Before joining the Census Bureau, Johnson served as the Assistant Commissioner for Consumer Prices and Price Indexes at the Bureau of Labor Statistics (BLS). He began his federal career at BLS, where he started in 1990 as a research economist in the Division of Price and Index Number Research, and eventually became chief of the division. While at BLS, he was involved in the Alternative Poverty Measurement program at the Census Bureau, co-authoring the first Experimental Poverty Measures report, and assisted in many other Census Bureau reports.

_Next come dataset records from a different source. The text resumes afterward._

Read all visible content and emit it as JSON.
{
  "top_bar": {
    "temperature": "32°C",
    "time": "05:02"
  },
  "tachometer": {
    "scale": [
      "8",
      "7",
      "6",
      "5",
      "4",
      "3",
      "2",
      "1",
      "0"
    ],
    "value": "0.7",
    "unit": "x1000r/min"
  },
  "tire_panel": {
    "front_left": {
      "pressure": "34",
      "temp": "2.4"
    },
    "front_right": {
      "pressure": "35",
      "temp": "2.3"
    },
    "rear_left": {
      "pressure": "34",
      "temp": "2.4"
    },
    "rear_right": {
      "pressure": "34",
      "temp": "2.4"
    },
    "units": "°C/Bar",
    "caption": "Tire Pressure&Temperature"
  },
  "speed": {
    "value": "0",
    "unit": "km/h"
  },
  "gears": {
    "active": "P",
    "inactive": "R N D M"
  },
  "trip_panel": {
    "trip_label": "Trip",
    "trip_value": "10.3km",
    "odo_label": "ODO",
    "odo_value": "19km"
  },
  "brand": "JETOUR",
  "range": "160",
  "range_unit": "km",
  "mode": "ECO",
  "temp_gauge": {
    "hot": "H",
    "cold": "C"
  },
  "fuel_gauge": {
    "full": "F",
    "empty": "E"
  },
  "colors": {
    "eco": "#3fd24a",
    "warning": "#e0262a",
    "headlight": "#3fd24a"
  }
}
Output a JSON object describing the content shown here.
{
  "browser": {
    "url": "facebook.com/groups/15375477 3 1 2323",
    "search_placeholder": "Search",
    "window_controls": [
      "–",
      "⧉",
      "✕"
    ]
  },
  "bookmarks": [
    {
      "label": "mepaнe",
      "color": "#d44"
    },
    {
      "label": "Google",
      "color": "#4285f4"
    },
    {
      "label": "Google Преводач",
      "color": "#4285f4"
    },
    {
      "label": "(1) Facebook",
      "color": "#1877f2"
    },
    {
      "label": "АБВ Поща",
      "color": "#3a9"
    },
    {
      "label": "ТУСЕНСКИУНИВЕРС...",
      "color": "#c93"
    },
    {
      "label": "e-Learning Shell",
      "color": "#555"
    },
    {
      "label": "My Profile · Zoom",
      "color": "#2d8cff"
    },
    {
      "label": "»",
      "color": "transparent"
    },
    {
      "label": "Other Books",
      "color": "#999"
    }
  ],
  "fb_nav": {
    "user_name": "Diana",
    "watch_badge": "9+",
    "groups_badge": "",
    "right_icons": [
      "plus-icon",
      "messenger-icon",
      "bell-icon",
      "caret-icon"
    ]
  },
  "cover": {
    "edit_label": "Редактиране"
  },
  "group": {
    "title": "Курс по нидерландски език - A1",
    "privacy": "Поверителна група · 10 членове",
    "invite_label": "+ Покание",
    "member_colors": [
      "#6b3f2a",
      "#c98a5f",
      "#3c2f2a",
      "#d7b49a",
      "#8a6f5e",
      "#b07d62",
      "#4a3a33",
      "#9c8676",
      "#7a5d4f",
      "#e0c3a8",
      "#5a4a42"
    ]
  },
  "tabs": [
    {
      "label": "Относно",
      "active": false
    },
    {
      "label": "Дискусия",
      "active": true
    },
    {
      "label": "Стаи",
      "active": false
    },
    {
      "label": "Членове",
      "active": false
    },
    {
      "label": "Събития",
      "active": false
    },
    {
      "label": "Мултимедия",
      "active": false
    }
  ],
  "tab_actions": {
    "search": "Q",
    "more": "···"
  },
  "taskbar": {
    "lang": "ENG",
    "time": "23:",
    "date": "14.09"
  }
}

Johnson has written several journal articles on such topics as the measure of consumption inequality and mobility, the effects of tax rebates, equivalence scale estimation, poverty measurement, specification testing, and the well-being of children. He has published articles in the American Economic Review, Review of Economics and Statistics, Review of Income and Wealth, and Monthly Labor Review. During the last year, he was on leave as a Visiting Scholar at the Russell Sage Foundation, where he researched income and consumption inequality and distributional measures for the national accounts.
Johnson received his bachelor’s degree in mathematics and economics from the University of Puget Sound, earned a doctorate in economics from the University of Minnesota and has been an adjunct faculty member for Georgetown University’s Public Policy Institute.